Мальчик оказался не по годам крупным, светловолосым и голубоглазым. И хотя спокойно сидел рядом со своей матерью, внимательно разглядывая необычного гостя, упрямо отказывался говорить, как его мать не упрашивала.
– Стесняется он, – словно извинялась Йемима. – Муж не разрешает его выводить из дома. Только поздно вечером – прогуляться по саду. Так что наш Кенан, кроме отца, мужчин почти и не видел.
– Значит, Кенаном назвали?
– Да. Нанэх говорит, что так зовут какого –то их бога.
– Видно бог Нанэха очень милостив к нему. Не могу представить, как твоему мужу удалось так возвыситься в Мисре. Не очень-то здесь доверяют чужакам.
– Да, это чудо. Хотя, всякое было, – уклончиво ответила Йемима. – Но ты мне еще так мало рассказал о наших! Как там Аврам? Как Сара? Что вас привело в Миср?..
Лот как раз закончил свой длинный рассказ, когда малыш вдруг вскочил и бросился к раздвинувшимся циновкам полога – и сразу оказался на руках отца.

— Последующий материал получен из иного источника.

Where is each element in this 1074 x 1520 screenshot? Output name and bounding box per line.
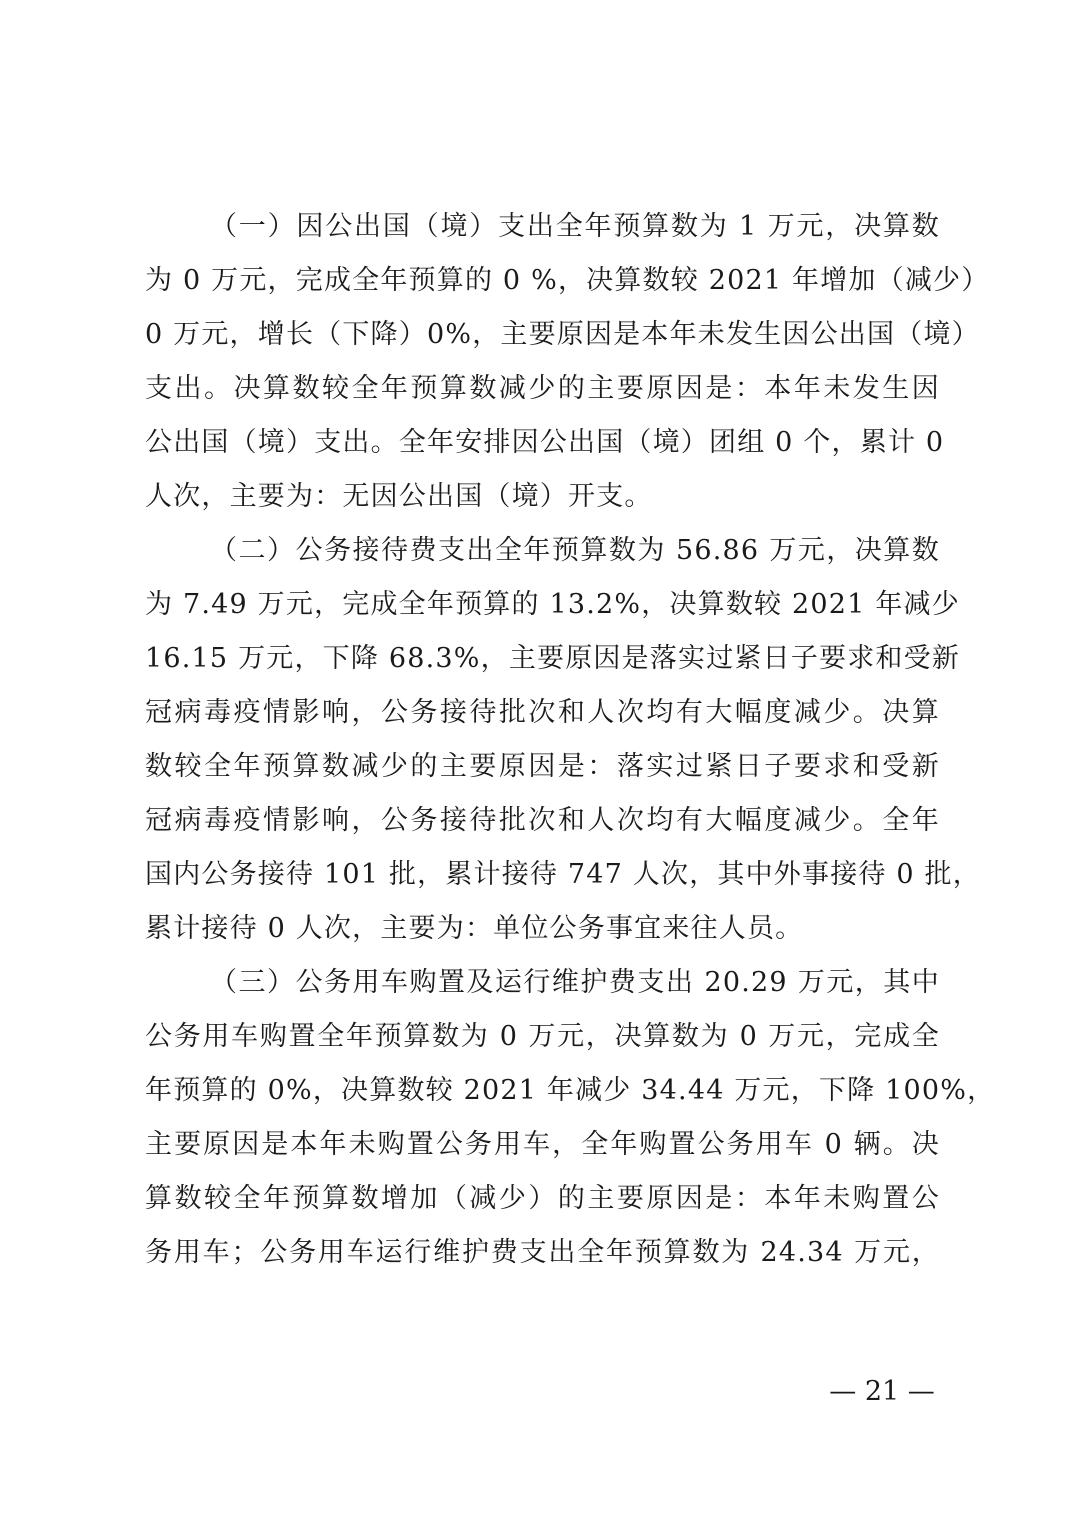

– Ну, как тебе мой сын? – спросил ревниво Нанэх.
– Красивый мальчик, да хранят его боги от сглаза!
– Не красота лица украшает мужчину, а сила духа и тела, – снисходительно ответил Нанэх. – А я уж постараюсь сделать из этого неженки настоящего воина.
Нанэх опустил сына на землю и, нежно шлепнув по заду, направил к матери.
– Пойдем, Лот. Хозяин готов тебя принять.
9
Великий князь Аменанх восседал на высоком богато изукрашенном троне в просторной комнате с колонами, стены и полы которой были сплошь покрыты шкурами зверей. Были здесь и искусно изготовленные чучела диковинных животных и птиц. Было и различное оружие по стенам и в рядах, блиставшее золотым украшением и каменьями.
Нанэх взял у Лота колчаны, передал господину и встал за троном. Князь вытащил одну из стрел, слегка огладил кончиком пальца отточенное острие и с милостивой улыбкой обратился к Лоту.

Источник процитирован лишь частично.